J
jwinch2
Guest
Personally, I have not seen anyone advocating for an Ayn Rand approach to social justice or saying that government has no role in regulating the economy or in helping the poor.For example, the Church states clearly that the government should establish a just family minimum wage in a nation if the non-governmental associations and corporations persistently fail to and if the lowest paid head-of-household workers are, over a long period of time, continuing to be paid too little to enable the family to survive with basic human dignity and have a large number of children as promoted by the Church.
That is a moral doctrine, a social moral doctrine. How it might be implemented, and the amount of the age, and the ways the wage might be calculated and adjusted, and to whom it might apply (no teenagers, for example), are all a matter of prudential judgment. The Church doesn’t attempt to tell anyone how to implement this moral principle.
But, many Catholics come along and endorse the Austrian School of Economics or Ayn Rand social morality principle that says that under NO circumstances is it EVER moral for the government to intervene in the economy to set wages or prices in any way. Thus, they are dissenting.
What I have seen, are people who believe that the USA spending approx. $300,000 on welfare programs for every single man, woman, and child who lives below the poverty line is more than enough government assistance. I have seen people who note the fact that despite ever increasing amounts of money and governmental programs being put in place to help the poor, our poverty rates have stayed roughly the same since the time of the New Deal. Finally, what I have seen, are people who note the fact that the government does not tread lightly. Whenever they come in under the guise of trying to help some people, it quite often has consequences beyond what was promised by the people implementing the program to begin with (HHS mandate; forcing the Church out of adoption services; forcing the Church our of her work on human trafficking, etc.).

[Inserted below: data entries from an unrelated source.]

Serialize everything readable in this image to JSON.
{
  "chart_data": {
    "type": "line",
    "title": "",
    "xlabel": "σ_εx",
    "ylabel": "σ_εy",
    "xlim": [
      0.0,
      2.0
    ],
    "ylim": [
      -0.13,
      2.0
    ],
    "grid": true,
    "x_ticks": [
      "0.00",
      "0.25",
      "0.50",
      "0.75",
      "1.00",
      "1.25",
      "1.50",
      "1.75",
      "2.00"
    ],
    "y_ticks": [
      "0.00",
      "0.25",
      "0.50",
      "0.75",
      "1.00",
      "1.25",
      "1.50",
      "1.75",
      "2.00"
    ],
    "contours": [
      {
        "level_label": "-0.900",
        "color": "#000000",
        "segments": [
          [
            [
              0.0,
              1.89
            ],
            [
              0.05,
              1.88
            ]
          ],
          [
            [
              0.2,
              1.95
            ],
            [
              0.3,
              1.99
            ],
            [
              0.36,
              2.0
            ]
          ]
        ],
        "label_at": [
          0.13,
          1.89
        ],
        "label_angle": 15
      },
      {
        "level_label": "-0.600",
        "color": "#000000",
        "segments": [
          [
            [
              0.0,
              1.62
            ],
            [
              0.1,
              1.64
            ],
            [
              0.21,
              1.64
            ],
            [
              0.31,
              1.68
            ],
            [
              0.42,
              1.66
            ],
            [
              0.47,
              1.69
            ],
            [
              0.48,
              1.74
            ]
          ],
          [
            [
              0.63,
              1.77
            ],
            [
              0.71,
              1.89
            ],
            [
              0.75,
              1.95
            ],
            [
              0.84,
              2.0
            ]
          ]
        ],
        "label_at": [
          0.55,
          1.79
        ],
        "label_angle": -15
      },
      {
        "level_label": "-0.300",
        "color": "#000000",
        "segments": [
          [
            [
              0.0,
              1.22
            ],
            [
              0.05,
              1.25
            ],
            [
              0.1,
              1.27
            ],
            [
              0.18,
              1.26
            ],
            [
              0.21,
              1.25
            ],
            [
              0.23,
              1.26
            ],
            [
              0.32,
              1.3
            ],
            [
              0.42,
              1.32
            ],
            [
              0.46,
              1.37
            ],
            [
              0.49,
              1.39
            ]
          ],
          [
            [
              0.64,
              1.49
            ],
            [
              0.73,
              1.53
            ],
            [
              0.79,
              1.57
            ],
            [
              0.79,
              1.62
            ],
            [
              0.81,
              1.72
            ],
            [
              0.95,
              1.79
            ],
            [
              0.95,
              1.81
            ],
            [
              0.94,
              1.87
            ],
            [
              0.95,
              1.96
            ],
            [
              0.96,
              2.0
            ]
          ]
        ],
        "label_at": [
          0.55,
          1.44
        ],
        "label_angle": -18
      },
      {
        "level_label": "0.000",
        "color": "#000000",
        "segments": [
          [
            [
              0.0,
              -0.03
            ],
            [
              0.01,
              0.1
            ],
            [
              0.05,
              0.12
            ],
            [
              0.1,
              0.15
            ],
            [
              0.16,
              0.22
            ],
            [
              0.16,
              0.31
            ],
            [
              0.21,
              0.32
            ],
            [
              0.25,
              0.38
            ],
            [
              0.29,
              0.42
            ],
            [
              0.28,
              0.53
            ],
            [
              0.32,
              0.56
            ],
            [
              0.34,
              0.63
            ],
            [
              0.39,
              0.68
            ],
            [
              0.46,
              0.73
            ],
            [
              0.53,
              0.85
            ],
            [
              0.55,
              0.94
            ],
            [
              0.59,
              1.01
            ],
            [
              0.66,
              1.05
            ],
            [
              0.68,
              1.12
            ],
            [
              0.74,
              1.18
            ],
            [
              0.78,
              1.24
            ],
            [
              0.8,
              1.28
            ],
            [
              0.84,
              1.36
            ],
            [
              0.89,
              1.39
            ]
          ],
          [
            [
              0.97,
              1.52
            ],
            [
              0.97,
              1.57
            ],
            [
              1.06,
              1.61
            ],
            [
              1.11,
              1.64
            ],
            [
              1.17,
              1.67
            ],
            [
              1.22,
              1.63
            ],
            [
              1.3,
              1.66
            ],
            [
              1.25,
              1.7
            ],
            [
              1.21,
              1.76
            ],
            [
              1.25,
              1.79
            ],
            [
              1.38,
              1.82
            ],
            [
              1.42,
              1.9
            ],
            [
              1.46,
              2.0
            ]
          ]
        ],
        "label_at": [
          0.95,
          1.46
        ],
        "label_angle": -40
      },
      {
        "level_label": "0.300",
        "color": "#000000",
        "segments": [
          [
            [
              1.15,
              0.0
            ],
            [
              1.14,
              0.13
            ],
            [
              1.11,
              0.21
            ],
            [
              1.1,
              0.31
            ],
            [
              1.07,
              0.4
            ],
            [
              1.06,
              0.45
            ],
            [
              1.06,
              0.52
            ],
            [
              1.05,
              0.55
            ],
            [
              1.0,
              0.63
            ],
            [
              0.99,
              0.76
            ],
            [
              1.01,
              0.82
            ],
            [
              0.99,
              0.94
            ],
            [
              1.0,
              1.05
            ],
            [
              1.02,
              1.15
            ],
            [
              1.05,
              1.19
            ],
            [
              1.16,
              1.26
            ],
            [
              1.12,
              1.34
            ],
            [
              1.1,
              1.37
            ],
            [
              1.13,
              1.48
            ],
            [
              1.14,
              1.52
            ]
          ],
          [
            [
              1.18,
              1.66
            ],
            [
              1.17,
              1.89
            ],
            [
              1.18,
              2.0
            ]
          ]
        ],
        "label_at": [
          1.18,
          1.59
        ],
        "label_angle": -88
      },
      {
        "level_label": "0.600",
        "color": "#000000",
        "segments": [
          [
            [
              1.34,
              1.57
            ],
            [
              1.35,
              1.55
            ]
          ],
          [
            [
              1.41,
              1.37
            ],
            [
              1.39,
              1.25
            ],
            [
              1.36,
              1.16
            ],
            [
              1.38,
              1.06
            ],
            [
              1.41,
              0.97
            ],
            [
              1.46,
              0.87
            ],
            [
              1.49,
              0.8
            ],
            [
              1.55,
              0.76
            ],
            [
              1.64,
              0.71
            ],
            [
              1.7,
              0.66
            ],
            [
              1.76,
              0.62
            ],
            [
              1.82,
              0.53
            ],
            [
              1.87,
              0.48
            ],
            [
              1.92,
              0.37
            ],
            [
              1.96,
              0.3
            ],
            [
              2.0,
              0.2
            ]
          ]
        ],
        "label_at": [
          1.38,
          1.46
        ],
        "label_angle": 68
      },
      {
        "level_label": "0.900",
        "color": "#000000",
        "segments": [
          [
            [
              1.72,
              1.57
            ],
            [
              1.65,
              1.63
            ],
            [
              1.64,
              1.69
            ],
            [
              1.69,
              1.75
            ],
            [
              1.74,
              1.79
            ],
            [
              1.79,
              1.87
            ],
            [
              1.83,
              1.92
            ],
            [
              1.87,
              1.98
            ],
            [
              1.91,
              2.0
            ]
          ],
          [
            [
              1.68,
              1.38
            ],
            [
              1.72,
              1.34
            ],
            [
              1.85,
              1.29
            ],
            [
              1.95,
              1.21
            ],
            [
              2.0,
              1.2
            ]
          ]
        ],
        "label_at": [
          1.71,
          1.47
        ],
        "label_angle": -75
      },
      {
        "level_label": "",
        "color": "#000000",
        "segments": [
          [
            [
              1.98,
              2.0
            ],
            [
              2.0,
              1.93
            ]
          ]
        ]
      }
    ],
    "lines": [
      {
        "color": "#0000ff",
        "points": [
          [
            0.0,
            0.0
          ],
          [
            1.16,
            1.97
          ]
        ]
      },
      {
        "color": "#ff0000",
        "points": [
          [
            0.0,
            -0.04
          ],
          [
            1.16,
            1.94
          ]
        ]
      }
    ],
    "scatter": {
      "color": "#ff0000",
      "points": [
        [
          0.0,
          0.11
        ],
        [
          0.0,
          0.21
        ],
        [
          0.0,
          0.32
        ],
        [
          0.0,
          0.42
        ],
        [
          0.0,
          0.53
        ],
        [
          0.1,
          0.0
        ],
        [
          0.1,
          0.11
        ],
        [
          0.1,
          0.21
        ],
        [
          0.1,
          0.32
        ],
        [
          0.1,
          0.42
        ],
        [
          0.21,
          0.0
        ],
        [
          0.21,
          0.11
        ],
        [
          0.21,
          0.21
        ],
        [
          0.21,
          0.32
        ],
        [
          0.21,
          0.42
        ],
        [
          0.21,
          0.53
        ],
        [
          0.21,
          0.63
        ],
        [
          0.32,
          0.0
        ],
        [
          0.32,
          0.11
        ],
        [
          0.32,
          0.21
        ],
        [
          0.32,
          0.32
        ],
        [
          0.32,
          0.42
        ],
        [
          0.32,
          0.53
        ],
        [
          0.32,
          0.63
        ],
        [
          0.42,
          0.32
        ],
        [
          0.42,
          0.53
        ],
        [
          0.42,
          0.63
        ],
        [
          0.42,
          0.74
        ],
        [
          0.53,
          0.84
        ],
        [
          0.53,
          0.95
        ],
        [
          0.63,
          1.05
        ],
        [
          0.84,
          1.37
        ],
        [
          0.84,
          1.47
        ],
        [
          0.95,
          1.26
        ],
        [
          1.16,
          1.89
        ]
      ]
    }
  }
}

Noting those things, and coming to the conclusion that perhaps more government involvement is not the answer, particularly when you can see examples of Social Democracies all over the world in dire financial situations, is not even remotely against the doctrine of the Church and does not make people dissidents in anyway.
There are many Catholics who believe that we have abandoned our individual responsibility when it comes to solidarity and allowed the government to take the lead. Catholic social doctrine teaches us that one of the primary roles of government is the pursuit of justice. However, that is far, far from being the same thing as saying that the government should take the primary role. In short, a preferential option for the poor, does not, and never has, implied a preferential option for government.
I’ll take my Social Justice from the Church, thank you very much, and from those who have done it well within the Catholic Tradition. I doubt that you, or anyone else, would accuse Dorothy Day of not espousing proper Catholic teaching when it comes to helping the poor. Yet it was her, in her social justice ministry who warned us repeatedly that we as Catholics must not abandon our duties to the poor to “Holy Mother Government”.